Health

Ways You Are Inadvertently Making Your Medical Costs Even Steeper

It can’t be denied that medical costs in the U.S. are out of control. Although the passage of the Affordable Care Act has helped stabilize things somewhat, scores of Americans are still drowning in medical debt and are one emergency away from total financial ruin. As such, it’s easy to see why so many of us are hesitant to seek medical attention, even when we desperately need it. To make matters worse, we also have a habit of inadvertently making medical costs even steeper for ourselves. In the interest of avoiding this costly blunder, be extra-mindful of the following behaviors.

Not Even Trying to Get Insurance

Being bereft of any type of insurance coverage can be a major detriment to your efforts to keep medical costs in check. While it’s true that insurance is likely to set you back a little each month, the Affordable Care Act (a.k.a. Obamacare) has made obtaining affordable coverage much easier than it used to be. The ACA provides people with subsidies on a sliding scale, thereby making certain insurance plans considerably more affordable for millions of Americans. So, if it’s been a long time since you last shopped around for insurance, now would be the perfect time to visit Healthcare.gov and see what plans you qualify for. Depending on your income level, some of the plans for which you qualify may be free. No matter how certain you are that you can’t afford health insurance, there’s absolutely no harm in looking.  

Not Looking into Medicaid

While not perfect, Medicaid – i.e., America’s public health insurance program for low-income individuals – provides millions of Americans with convenient medical coverage. Additionally, many people who qualify for Medicaid aren’t even aware of their eligibility. Since the criteria for eligibility varies from state to state, you should visit your state’s Medicaid website or speak to someone at your local welfare office if you’re unclear on whether or not you qualify. Furthermore, Medicaid recipients are often able to retroactively apply their coverage to medical bills incurred before their applications were approved. So, if you don’t think getting coverage now will help you with existing bills, think again.

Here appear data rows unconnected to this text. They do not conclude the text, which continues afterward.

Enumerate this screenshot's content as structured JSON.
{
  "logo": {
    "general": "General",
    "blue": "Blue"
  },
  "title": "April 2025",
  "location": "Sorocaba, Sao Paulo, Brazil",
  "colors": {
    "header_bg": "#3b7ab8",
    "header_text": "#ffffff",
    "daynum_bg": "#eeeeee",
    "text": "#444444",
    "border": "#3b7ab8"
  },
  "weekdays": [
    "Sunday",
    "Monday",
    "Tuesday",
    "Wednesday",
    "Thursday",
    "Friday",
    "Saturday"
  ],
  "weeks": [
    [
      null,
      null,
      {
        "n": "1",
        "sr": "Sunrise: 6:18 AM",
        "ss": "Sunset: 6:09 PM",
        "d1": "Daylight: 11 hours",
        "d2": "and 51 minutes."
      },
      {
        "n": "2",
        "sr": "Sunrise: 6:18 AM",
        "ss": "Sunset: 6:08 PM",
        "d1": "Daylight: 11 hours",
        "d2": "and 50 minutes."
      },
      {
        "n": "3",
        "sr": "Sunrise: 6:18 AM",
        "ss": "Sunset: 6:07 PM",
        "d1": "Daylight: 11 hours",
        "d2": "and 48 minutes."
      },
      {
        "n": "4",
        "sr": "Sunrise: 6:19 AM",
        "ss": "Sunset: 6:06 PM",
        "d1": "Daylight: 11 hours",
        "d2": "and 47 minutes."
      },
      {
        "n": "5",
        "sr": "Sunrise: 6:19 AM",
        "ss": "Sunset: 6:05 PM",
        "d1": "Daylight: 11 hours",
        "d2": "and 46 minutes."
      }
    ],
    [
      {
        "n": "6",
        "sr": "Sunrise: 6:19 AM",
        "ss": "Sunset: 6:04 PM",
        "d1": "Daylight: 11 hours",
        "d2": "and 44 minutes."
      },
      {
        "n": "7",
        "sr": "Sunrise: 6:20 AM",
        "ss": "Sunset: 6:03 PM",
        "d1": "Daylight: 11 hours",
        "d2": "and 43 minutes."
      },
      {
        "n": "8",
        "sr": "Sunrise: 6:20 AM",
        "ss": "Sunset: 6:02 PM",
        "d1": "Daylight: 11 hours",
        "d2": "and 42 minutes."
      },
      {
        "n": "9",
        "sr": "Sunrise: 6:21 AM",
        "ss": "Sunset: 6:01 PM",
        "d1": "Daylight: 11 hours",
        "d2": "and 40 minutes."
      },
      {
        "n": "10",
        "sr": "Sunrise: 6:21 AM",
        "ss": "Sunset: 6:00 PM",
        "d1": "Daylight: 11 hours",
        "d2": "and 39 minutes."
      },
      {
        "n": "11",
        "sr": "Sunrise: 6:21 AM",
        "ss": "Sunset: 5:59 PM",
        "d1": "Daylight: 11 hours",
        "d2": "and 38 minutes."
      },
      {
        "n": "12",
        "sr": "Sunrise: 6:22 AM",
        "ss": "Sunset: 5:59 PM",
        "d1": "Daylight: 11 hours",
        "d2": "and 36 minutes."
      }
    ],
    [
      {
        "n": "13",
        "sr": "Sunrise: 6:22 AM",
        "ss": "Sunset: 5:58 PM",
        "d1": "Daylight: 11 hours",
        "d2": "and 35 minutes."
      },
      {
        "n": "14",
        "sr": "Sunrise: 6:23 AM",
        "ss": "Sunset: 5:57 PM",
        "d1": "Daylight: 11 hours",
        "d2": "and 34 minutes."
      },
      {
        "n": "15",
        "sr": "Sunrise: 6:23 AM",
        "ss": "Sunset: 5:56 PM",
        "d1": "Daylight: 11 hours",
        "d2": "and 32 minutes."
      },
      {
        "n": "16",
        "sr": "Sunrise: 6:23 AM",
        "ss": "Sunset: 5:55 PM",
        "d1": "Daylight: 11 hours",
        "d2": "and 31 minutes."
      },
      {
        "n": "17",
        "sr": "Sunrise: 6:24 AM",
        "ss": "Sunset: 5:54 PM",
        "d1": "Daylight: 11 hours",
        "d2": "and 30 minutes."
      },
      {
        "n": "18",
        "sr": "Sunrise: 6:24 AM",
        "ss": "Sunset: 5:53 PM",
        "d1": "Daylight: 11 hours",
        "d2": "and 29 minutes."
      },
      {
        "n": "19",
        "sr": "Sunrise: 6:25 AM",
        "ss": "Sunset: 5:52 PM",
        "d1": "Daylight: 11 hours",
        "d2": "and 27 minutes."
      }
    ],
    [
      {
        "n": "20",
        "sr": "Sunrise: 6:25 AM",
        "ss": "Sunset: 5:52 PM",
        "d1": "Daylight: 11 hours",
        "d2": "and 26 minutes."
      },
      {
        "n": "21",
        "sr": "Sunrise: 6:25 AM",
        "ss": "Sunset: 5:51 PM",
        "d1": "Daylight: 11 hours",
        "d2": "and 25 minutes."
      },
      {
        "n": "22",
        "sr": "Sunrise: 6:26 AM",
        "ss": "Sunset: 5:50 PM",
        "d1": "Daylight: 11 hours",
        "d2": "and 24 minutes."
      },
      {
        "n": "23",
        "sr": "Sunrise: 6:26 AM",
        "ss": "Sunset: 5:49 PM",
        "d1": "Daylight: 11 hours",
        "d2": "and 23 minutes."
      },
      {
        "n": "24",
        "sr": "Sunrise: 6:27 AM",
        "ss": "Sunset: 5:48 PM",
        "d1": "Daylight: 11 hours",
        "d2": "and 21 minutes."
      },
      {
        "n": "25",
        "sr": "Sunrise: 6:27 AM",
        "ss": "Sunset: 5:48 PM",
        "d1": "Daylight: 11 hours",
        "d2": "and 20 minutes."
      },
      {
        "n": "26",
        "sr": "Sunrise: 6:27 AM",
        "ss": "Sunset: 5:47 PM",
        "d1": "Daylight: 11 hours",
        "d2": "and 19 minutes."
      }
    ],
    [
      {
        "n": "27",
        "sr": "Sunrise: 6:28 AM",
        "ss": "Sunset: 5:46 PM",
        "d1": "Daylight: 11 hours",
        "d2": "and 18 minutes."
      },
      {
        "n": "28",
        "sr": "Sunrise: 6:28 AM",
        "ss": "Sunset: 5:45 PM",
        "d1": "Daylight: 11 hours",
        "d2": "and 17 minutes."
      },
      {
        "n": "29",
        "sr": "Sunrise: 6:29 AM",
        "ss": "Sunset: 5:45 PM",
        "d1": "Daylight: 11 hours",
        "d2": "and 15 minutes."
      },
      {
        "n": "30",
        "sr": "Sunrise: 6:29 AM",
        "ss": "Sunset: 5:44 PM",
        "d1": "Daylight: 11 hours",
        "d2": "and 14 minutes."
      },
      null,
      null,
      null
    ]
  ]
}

Not Asking About Financial Aid Options

A fair number of healthcare providers offer financial aid options to patients who are uninsured, underinsured or going through financial hard times. Depending on the provider and/or your individual financial situation, you may even qualify for full-on debt forgiveness. However, while financial aid can be a boon to cash-strapped healthcare seekers, many of the providers who offer it don’t exactly advertise it. This means the onus of asking about financial aid options is on you.

Just remember – the fact that financial aid hasn’t been mentioned does not mean it doesn’t exist. So, if you’re curious, you have absolutely nothing to lose by asking. Furthermore, even if the provider in question doesn’t formally offer financial aid, simply mentioning that you’re uninsured, underinsured or unable to comfortably afford a bill may facilitate a large discount.

Ignoring Preventative Care

Although healthcare experts consistently stress the importance of preventative care, it’s easy to see why so many Americans fail to act on this advice. After all, staying current with checkups and seeing doctors in response to seemingly small problems costs money. Still, parting ways with a small amount of money in the short term can prevent you from incurring massive amounts of medical debt down the line.

With this in mind, make a point of going in for annual physicals and agreeing to any follow-up appointments your general practitioner (GP) recommends. Additionally, if you don’t currently have a GP, you should remedy this posthaste. For example, Kentuckians looking for general family medical practice Florence, KY should have no trouble finding accommodating options.

One should never have to worry about money when seeking medical treatment. After all, health problems are stressful enough on their own – adding the prospect of crushing debt to the equation is nothing short of cruel. Still, for many of us in the U.S., exorbitantly high medical costs are an inescapable fact of life. Further complicating matters is the fact that we often tend to make this problem worse without even realizing it. When looking for ways to avoid such missteps, steer clear of the behaviors discussed above.